Investissements directs étrangers et développement du capital humain au Burkina Faso
Cette recherche a été menée par les enseignants-chercheurs, Dr Porto Bazié et Dr Alain Siri. Ils révèlent que le pays peine à réaliser les objectifs d'offrir à tous une éducation inclusive et de qualité conformément à l'ordonnance n°59-45 du 6 janvier 1959 sur l'obligation scolaire de 6 à 16 ans et l'étendre au niveau supérieur. Les indicateurs l'éducation connaissent une baisse.
Par exemple le taux brut de scolarisation a connu une baisse de 2,0 points de pourcentage entre 2019 et 2020 se situant à 47,3% et 49,3% respectivement en 2020/2021 est en 2019/2020. Le taux d'achèvement (TACH) qui est de 36,7% a connu une baisse de 2,3 points de pourcentage par rapport à 2019/2020.

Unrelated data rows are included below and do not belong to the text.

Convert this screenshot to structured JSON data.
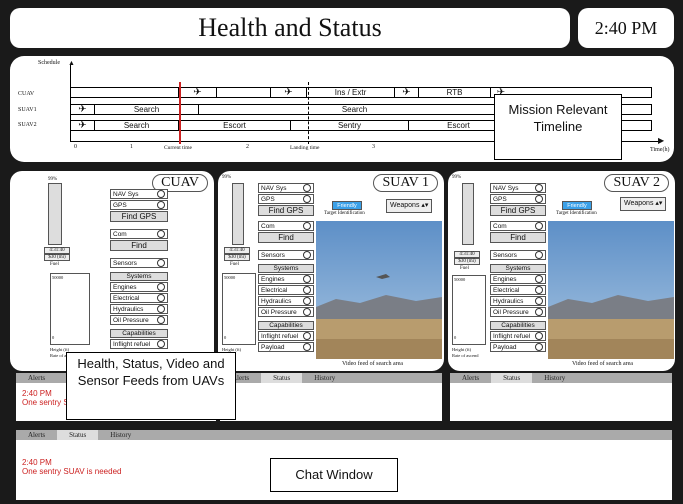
{
  "header": {
    "title": "Health and Status",
    "clock": "2:40 PM"
  },
  "timeline": {
    "schedule_label": "Schedule",
    "time_axis_label": "Time(h)",
    "ticks": [
      "0",
      "1",
      "2",
      "3"
    ],
    "current_time_label": "Current time",
    "landing_time_label": "Landing time",
    "rows": [
      {
        "label": "CUAV",
        "segments": [
          "Ins / Extr",
          "RTB"
        ]
      },
      {
        "label": "SUAV1",
        "segments": [
          "Search",
          "Search"
        ]
      },
      {
        "label": "SUAV2",
        "segments": [
          "Search",
          "Escort",
          "Sentry",
          "Escort"
        ]
      }
    ]
  },
  "callouts": {
    "timeline": "Mission Relevant Timeline",
    "feeds": "Health, Status, Video and Sensor Feeds from UAVs",
    "chat": "Chat Window"
  },
  "uavs": [
    {
      "name": "CUAV",
      "gauge_top": "99%",
      "fuel_time": "4:31:40",
      "fuel_amount": "$30 (mi)",
      "fuel_label": "Fuel",
      "alt_top": "50000",
      "alt_bottom": "0",
      "alt_label": "Height (ft)",
      "rate_label": "Rate of ascend",
      "nav_label": "NAV Sys",
      "gps_label": "GPS",
      "find_gps": "Find GPS",
      "com_label": "Com",
      "find_label": "Find",
      "sensors_label": "Sensors",
      "systems_label": "Systems",
      "systems": [
        "Engines",
        "Electrical",
        "Hydraulics",
        "Oil Pressure"
      ],
      "capabilities_label": "Capabilities",
      "capabilities": [
        "Inflight refuel"
      ]
    },
    {
      "name": "SUAV 1",
      "gauge_top": "99%",
      "fuel_time": "4:31:40",
      "fuel_amount": "$30 (mi)",
      "fuel_label": "Fuel",
      "alt_top": "50000",
      "alt_bottom": "0",
      "alt_label": "Height (ft)",
      "rate_label": "Rate of ascend",
      "nav_label": "NAV Sys",
      "gps_label": "GPS",
      "find_gps": "Find GPS",
      "com_label": "Com",
      "find_label": "Find",
      "sensors_label": "Sensors",
      "systems_label": "Systems",
      "systems": [
        "Engines",
        "Electrical",
        "Hydraulics",
        "Oil Pressure"
      ],
      "capabilities_label": "Capabilities",
      "capabilities": [
        "Inflight refuel",
        "Payload"
      ],
      "friendly_label": "Friendly",
      "target_id_label": "Target Identification",
      "weapons_label": "Weapons",
      "video_caption": "Video feed of search area"
    },
    {
      "name": "SUAV 2",
      "gauge_top": "99%",
      "fuel_time": "4:31:40",
      "fuel_amount": "$30 (mi)",
      "fuel_label": "Fuel",
      "alt_top": "50000",
      "alt_bottom": "0",
      "alt_label": "Height (ft)",
      "rate_label": "Rate of ascend",
      "nav_label": "NAV Sys",
      "gps_label": "GPS",
      "find_gps": "Find GPS",
      "com_label": "Com",
      "find_label": "Find",
      "sensors_label": "Sensors",
      "systems_label": "Systems",
      "systems": [
        "Engines",
        "Electrical",
        "Hydraulics",
        "Oil Pressure"
      ],
      "capabilities_label": "Capabilities",
      "capabilities": [
        "Inflight refuel",
        "Payload"
      ],
      "friendly_label": "Friendly",
      "target_id_label": "Target Identification",
      "weapons_label": "Weapons",
      "video_caption": "Video feed of search area"
    }
  ],
  "tabs": {
    "alerts": "Alerts",
    "status": "Status",
    "history": "History"
  },
  "alerts_panel": {
    "time": "2:40 PM",
    "message": "One sentry SUAV is needed"
  },
  "chat": {
    "time": "2:40 PM",
    "message": "One sentry SUAV is needed"
  },
  "colors": {
    "current_time_line": "#cc2222",
    "alert_text": "#cc2222",
    "friendly_badge": "#3aa0e8"
  }
}
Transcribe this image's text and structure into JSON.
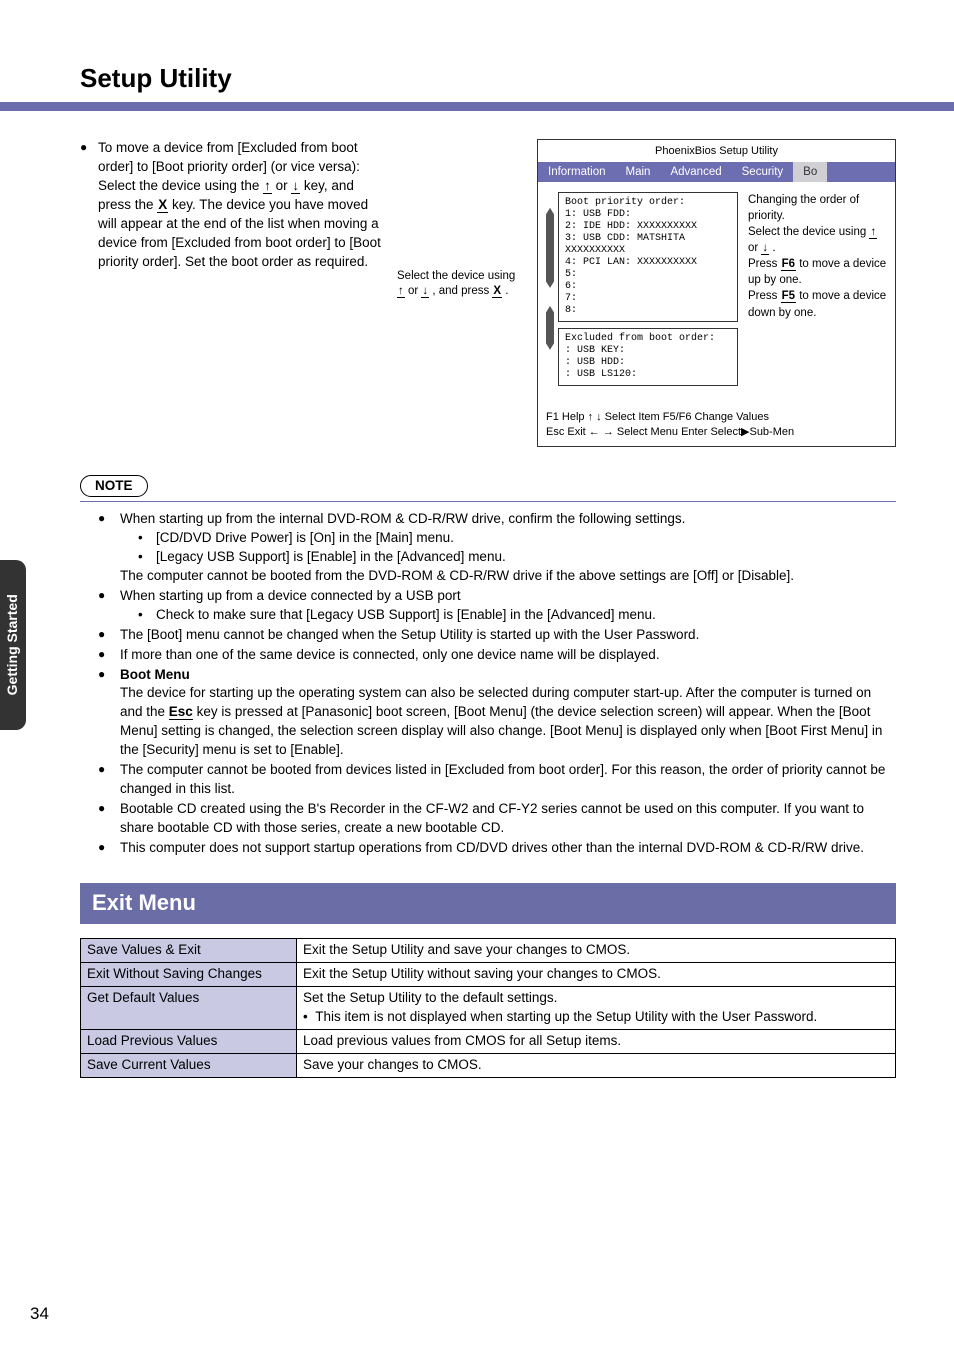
{
  "title": "Setup Utility",
  "upper": {
    "bullet_intro": "To move a device from [Excluded from boot order] to [Boot priority order] (or vice versa):",
    "instr_1a": "Select the device using the ",
    "instr_1b": " or ",
    "instr_1c": " key, and press the ",
    "instr_1d": " key. The device you have moved will appear at the end of the list when moving a device from [Excluded from boot order] to [Boot priority order]. Set the boot order as required.",
    "key_up": "↑",
    "key_down": "↓",
    "key_x": "X",
    "mid_1": "Select the device using ",
    "mid_2": " or ",
    "mid_3": " , and press ",
    "mid_4": " .",
    "bios": {
      "title": "PhoenixBios Setup Utility",
      "tabs": [
        "Information",
        "Main",
        "Advanced",
        "Security",
        "Bo"
      ],
      "box1_head": "Boot priority order:",
      "box1_lines": [
        "1:  USB FDD:",
        "2:  IDE HDD:   XXXXXXXXXX",
        "3:  USB CDD:   MATSHITA XXXXXXXXXX",
        "4:  PCI LAN:   XXXXXXXXXX",
        "5:",
        "6:",
        "7:",
        "8:"
      ],
      "box2_head": "Excluded from boot order:",
      "box2_lines": [
        ":  USB KEY:",
        ":  USB HDD:",
        ":  USB LS120:"
      ],
      "right_1": "Changing the order of priority.",
      "right_2a": "Select the device using ",
      "right_2b": " or ",
      "right_2c": " .",
      "right_3a": "Press ",
      "right_3b": " to move a device up by one.",
      "right_4a": "Press ",
      "right_4b": " to move a device down by one.",
      "key_f6": "F6",
      "key_f5": "F5",
      "foot_1": "F1   Help   ↑ ↓ Select Item    F5/F6 Change Values",
      "foot_2": "Esc Exit   ← → Select Menu  Enter  Select▶Sub-Men"
    }
  },
  "note_label": "NOTE",
  "notes": [
    {
      "main": "When starting up from the internal DVD-ROM & CD-R/RW drive, confirm the following settings.",
      "subs": [
        "[CD/DVD Drive Power] is [On] in the [Main] menu.",
        "[Legacy USB Support] is [Enable] in the [Advanced] menu."
      ],
      "tail": "The computer cannot be booted from the DVD-ROM & CD-R/RW drive if the above settings are [Off] or [Disable]."
    },
    {
      "main": "When starting up from a device connected by a USB port",
      "subs": [
        "Check to make sure that [Legacy USB Support] is [Enable] in the [Advanced] menu."
      ]
    },
    {
      "main": "The [Boot] menu cannot be changed when the Setup Utility is started up with the User Password."
    },
    {
      "main": "If more than one of the same device is connected, only one device name will be displayed."
    },
    {
      "bold_lead": "Boot Menu",
      "main_a": "The device for starting up the operating system can also be selected during computer start-up.  After the computer is turned on and the ",
      "main_key": "Esc",
      "main_b": " key is pressed at [Panasonic] boot screen, [Boot Menu] (the device selection screen) will appear. When the [Boot Menu] setting is changed, the selection screen display will also change. [Boot Menu] is displayed only when [Boot First Menu] in the [Security] menu is set to [Enable]."
    },
    {
      "main": "The computer cannot be booted from devices listed in [Excluded from boot order]. For this reason, the order of priority cannot be changed in this list."
    },
    {
      "main": "Bootable CD created using the B's Recorder in the CF-W2 and CF-Y2 series cannot be used on this computer. If you want to share bootable CD with those series, create a new bootable CD."
    },
    {
      "main": "This computer does not support startup operations from CD/DVD drives other than the internal DVD-ROM & CD-R/RW drive."
    }
  ],
  "exit_heading": "Exit Menu",
  "exit_table": [
    {
      "name": "Save Values & Exit",
      "desc": "Exit the Setup Utility and save your changes to CMOS."
    },
    {
      "name": "Exit Without Saving Changes",
      "desc": "Exit the Setup Utility without saving your changes to CMOS."
    },
    {
      "name": "Get Default Values",
      "desc": "Set the Setup Utility to the default settings.",
      "desc2": "This item is not displayed when starting up the Setup Utility with the User Password."
    },
    {
      "name": "Load Previous Values",
      "desc": "Load previous values from CMOS for all Setup items."
    },
    {
      "name": "Save Current Values",
      "desc": "Save your changes to CMOS."
    }
  ],
  "side_tab": "Getting Started",
  "page_num": "34"
}
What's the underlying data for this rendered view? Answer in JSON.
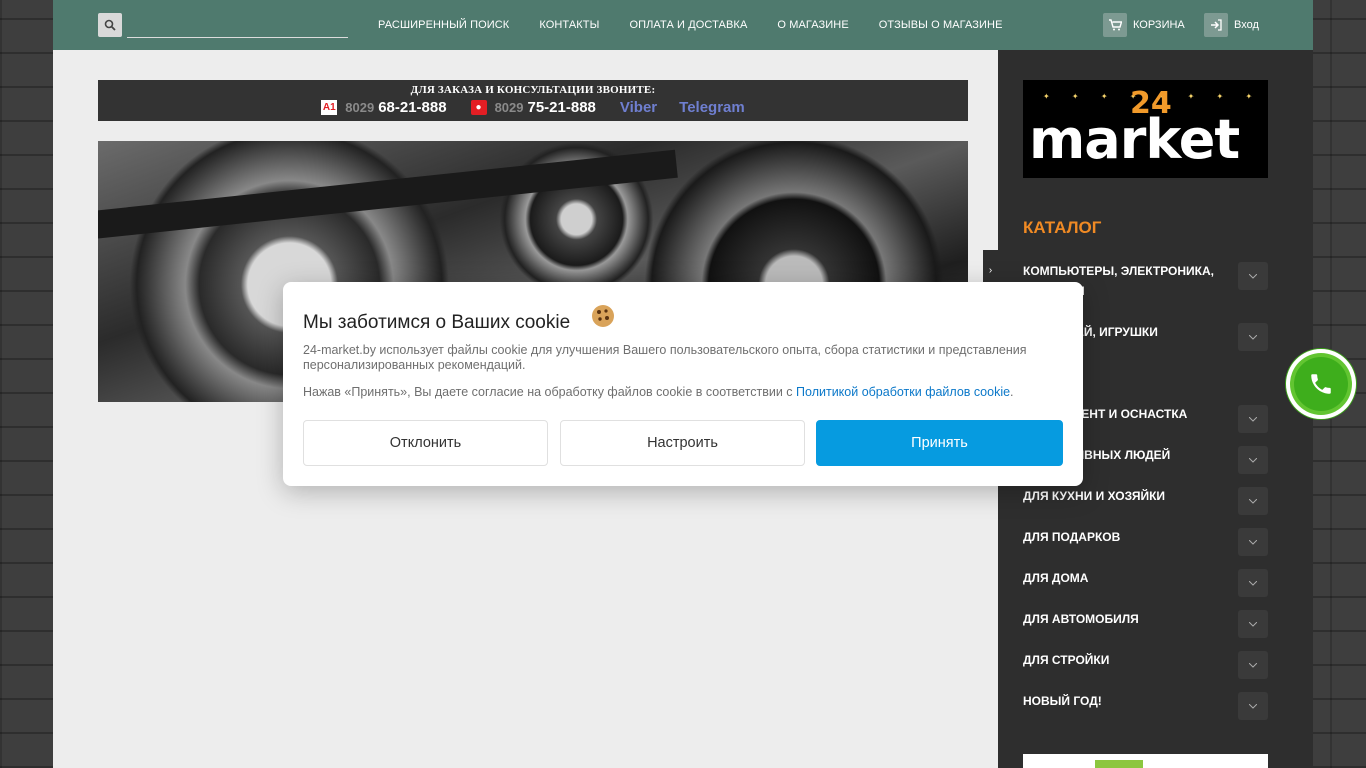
{
  "header": {
    "search_placeholder": "",
    "nav": [
      "РАСШИРЕННЫЙ ПОИСК",
      "КОНТАКТЫ",
      "ОПЛАТА И ДОСТАВКА",
      "О МАГАЗИНЕ",
      "ОТЗЫВЫ О МАГАЗИНЕ"
    ],
    "cart_label": "КОРЗИНА",
    "login_label": "Вход"
  },
  "phone_banner": {
    "title": "ДЛЯ ЗАКАЗА И КОНСУЛЬТАЦИИ ЗВОНИТЕ:",
    "a1_logo": "A1",
    "a1_code": "8029",
    "a1_number": "68-21-888",
    "mts_code": "8029",
    "mts_number": "75-21-888",
    "viber": "Viber",
    "telegram": "Telegram"
  },
  "sidebar": {
    "logo_num": "24",
    "logo_word": "market",
    "catalog_title": "КАТАЛОГ",
    "categories": [
      "КОМПЬЮТЕРЫ, ЭЛЕКТРОНИКА, ГАДЖЕТЫ",
      "ДЛЯ ДЕТЕЙ, ИГРУШКИ",
      "",
      "ИНСТРУМЕНТ И ОСНАСТКА",
      "ДЛЯ АКТИВНЫХ ЛЮДЕЙ (СПОРТ)",
      "ДЛЯ КУХНИ И ХОЗЯЙКИ",
      "ДЛЯ ПОДАРКОВ",
      "ДЛЯ ДОМА",
      "ДЛЯ АВТОМОБИЛЯ",
      "ДЛЯ СТРОЙКИ",
      "НОВЫЙ ГОД!"
    ]
  },
  "cookie": {
    "title": "Мы заботимся о Ваших cookie",
    "text": "24-market.by использует файлы cookie для улучшения Вашего пользовательского опыта, сбора статистики и представления персонализированных рекомендаций.",
    "consent_prefix": "Нажав «Принять», Вы даете согласие на обработку файлов cookie в соответствии с ",
    "consent_link": "Политикой обработки файлов cookie",
    "consent_suffix": ".",
    "decline": "Отклонить",
    "configure": "Настроить",
    "accept": "Принять"
  },
  "colors": {
    "topbar": "#4f7a6e",
    "catalog_accent": "#f08a24",
    "accept_button": "#069be0",
    "call_button": "#62c531"
  }
}
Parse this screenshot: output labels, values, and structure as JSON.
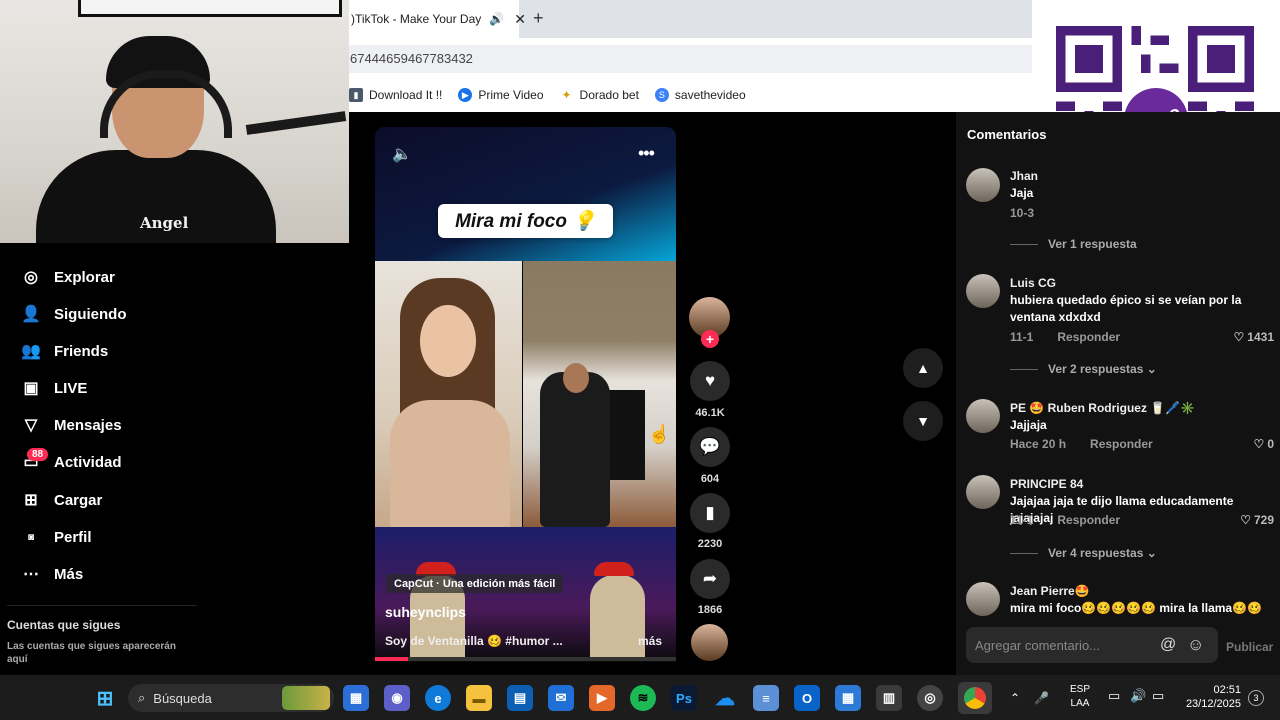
{
  "browser": {
    "tab_title": ")TikTok - Make Your Day",
    "url": "67444659467783432",
    "bookmarks": [
      {
        "label": "Download It !!",
        "icon": "bookmark-icon"
      },
      {
        "label": "Prime Video",
        "icon": "play-icon"
      },
      {
        "label": "Dorado bet",
        "icon": "star-icon"
      },
      {
        "label": "savethevideo",
        "icon": "s-icon"
      }
    ]
  },
  "webcam": {
    "shirt_text": "Angel"
  },
  "qr": {
    "brand": "yape"
  },
  "sidebar": {
    "items": [
      {
        "label": "Explorar",
        "icon": "compass-icon"
      },
      {
        "label": "Siguiendo",
        "icon": "user-follow-icon"
      },
      {
        "label": "Friends",
        "icon": "friends-icon"
      },
      {
        "label": "LIVE",
        "icon": "live-icon"
      },
      {
        "label": "Mensajes",
        "icon": "send-icon"
      },
      {
        "label": "Actividad",
        "icon": "inbox-icon"
      },
      {
        "label": "Cargar",
        "icon": "upload-icon"
      },
      {
        "label": "Perfil",
        "icon": "profile-icon"
      },
      {
        "label": "Más",
        "icon": "more-icon"
      }
    ],
    "activity_badge": "88",
    "following_title": "Cuentas que sigues",
    "following_sub": "Las cuentas que sigues aparecerán aquí"
  },
  "video": {
    "caption": "Mira mi foco 💡",
    "capcut": "CapCut · Una edición más fácil",
    "author": "suheynclips",
    "description": "Soy de Ventanilla 🥴 #humor ...",
    "more": "más",
    "progress": 0.11
  },
  "actions": {
    "likes": "46.1K",
    "comments": "604",
    "saves": "2230",
    "shares": "1866"
  },
  "comments": {
    "title": "Comentarios",
    "items": [
      {
        "user": "Jhan",
        "text": "Jaja",
        "date": "10-3",
        "reply": "",
        "likes": ""
      },
      {
        "user": "Luis CG",
        "text": "hubiera quedado épico si se veían por la ventana xdxdxd",
        "date": "11-1",
        "reply": "Responder",
        "likes": "1431",
        "more": "Ver 2 respuestas"
      },
      {
        "user": "PE 🤩 Ruben Rodriguez 🥛🖊️✳️",
        "text": "Jajjaja",
        "date": "Hace 20 h",
        "reply": "Responder",
        "likes": "0"
      },
      {
        "user": "PRINCIPE 84",
        "text": "Jajajaa jaja te dijo llama educadamente jajajajaj",
        "date": "11-1",
        "reply": "Responder",
        "likes": "729",
        "more": "Ver 4 respuestas"
      },
      {
        "user": "Jean Pierre🤩",
        "text": "mira mi foco🥴🥴🥴🥴🥴 mira la llama🥴🥴",
        "date": "",
        "reply": "",
        "likes": ""
      }
    ],
    "more_top": "Ver 1 respuesta",
    "input_placeholder": "Agregar comentario...",
    "publish": "Publicar"
  },
  "taskbar": {
    "search": "Búsqueda",
    "lang_top": "ESP",
    "lang_bottom": "LAA",
    "time": "02:51",
    "date": "23/12/2025",
    "notifications": "3"
  }
}
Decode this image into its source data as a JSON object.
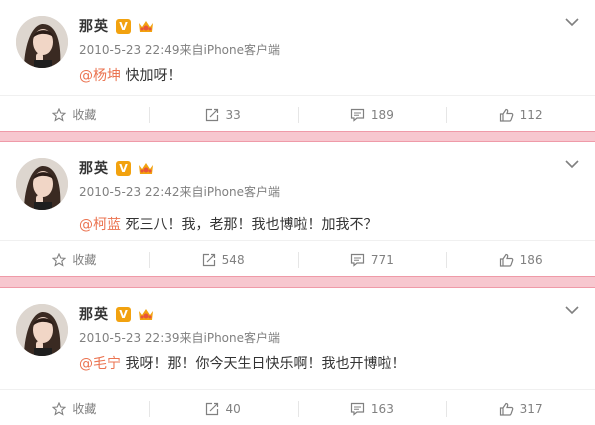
{
  "colors": {
    "mention": "#eb7350",
    "divider": "#f7c7cf",
    "badge": "#f2a20f"
  },
  "posts": [
    {
      "author": "那英",
      "verified_label": "V",
      "timestamp": "2010-5-23 22:49来自iPhone客户端",
      "mention": "@杨坤",
      "text": " 快加呀！",
      "actions": {
        "favorite": "收藏",
        "repost": "33",
        "comment": "189",
        "like": "112"
      }
    },
    {
      "author": "那英",
      "verified_label": "V",
      "timestamp": "2010-5-23 22:42来自iPhone客户端",
      "mention": "@柯蓝",
      "text": " 死三八！我，老那！我也博啦！加我不？",
      "actions": {
        "favorite": "收藏",
        "repost": "548",
        "comment": "771",
        "like": "186"
      }
    },
    {
      "author": "那英",
      "verified_label": "V",
      "timestamp": "2010-5-23 22:39来自iPhone客户端",
      "mention": "@毛宁",
      "text": " 我呀！那！你今天生日快乐啊！我也开博啦！",
      "actions": {
        "favorite": "收藏",
        "repost": "40",
        "comment": "163",
        "like": "317"
      }
    }
  ]
}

Longtemps laissés presqu'à la charge de l'Etat, les principaux obstacles liés l'accès à l'éducation au Burkina Faso restent les contraintes financières. Ainsi, de nombreux plans.et programmes éducatifs restent en suspens notamment les plans d'action et les programmes de développement de l'éducation (Plan d'action 2022 d'amélioration de l'accès à l'éducation de 60% à 90% au primaire ; niveau du post-primaire, 48% à 50-58% et au secondaire, de 16% à 30%. Puisque le financement du système éducatif est en majorité assurer par l'Etat d'où la nécessité de trouver des sources efficaces de financement.
Selon les chercheurs, les résultats de l'analyse aussi bien qualitative et que quantitative montrent que les flux d'IDE améliorent le budget de l'éducation au Burkina Faso grâce à la pression fiscale. L'analyse montre que le système fiscal burkinabè est très favorable à l'investissement privé. Les politiques de libéralisation et d'attraction des capitaux étrangers ont conduit à une amélioration progressive du recouvrement des recettes fiscales et à une augmentation du degré d'ouverture de l'économie nationale. Cette augmentation des recettes fiscales a permis d'augmenter, au fil du temps, les dotations budgétaires en faveur de l'éducation notamment. L'étude recommande que le Burkina Faso continue à améliorer son système fiscal et à développer des politiques plus favorables pour attirer les IDE afin d'améliorer davantage le développement du capital humain.
Le gouvernement devrait également se concentrer sur la promotion des investissements dans les secteurs qui ont un impact plus important et durable sur le développement du capital humain et veiller à une application effective de la responsabilité sociale de l'entreprise (RSE).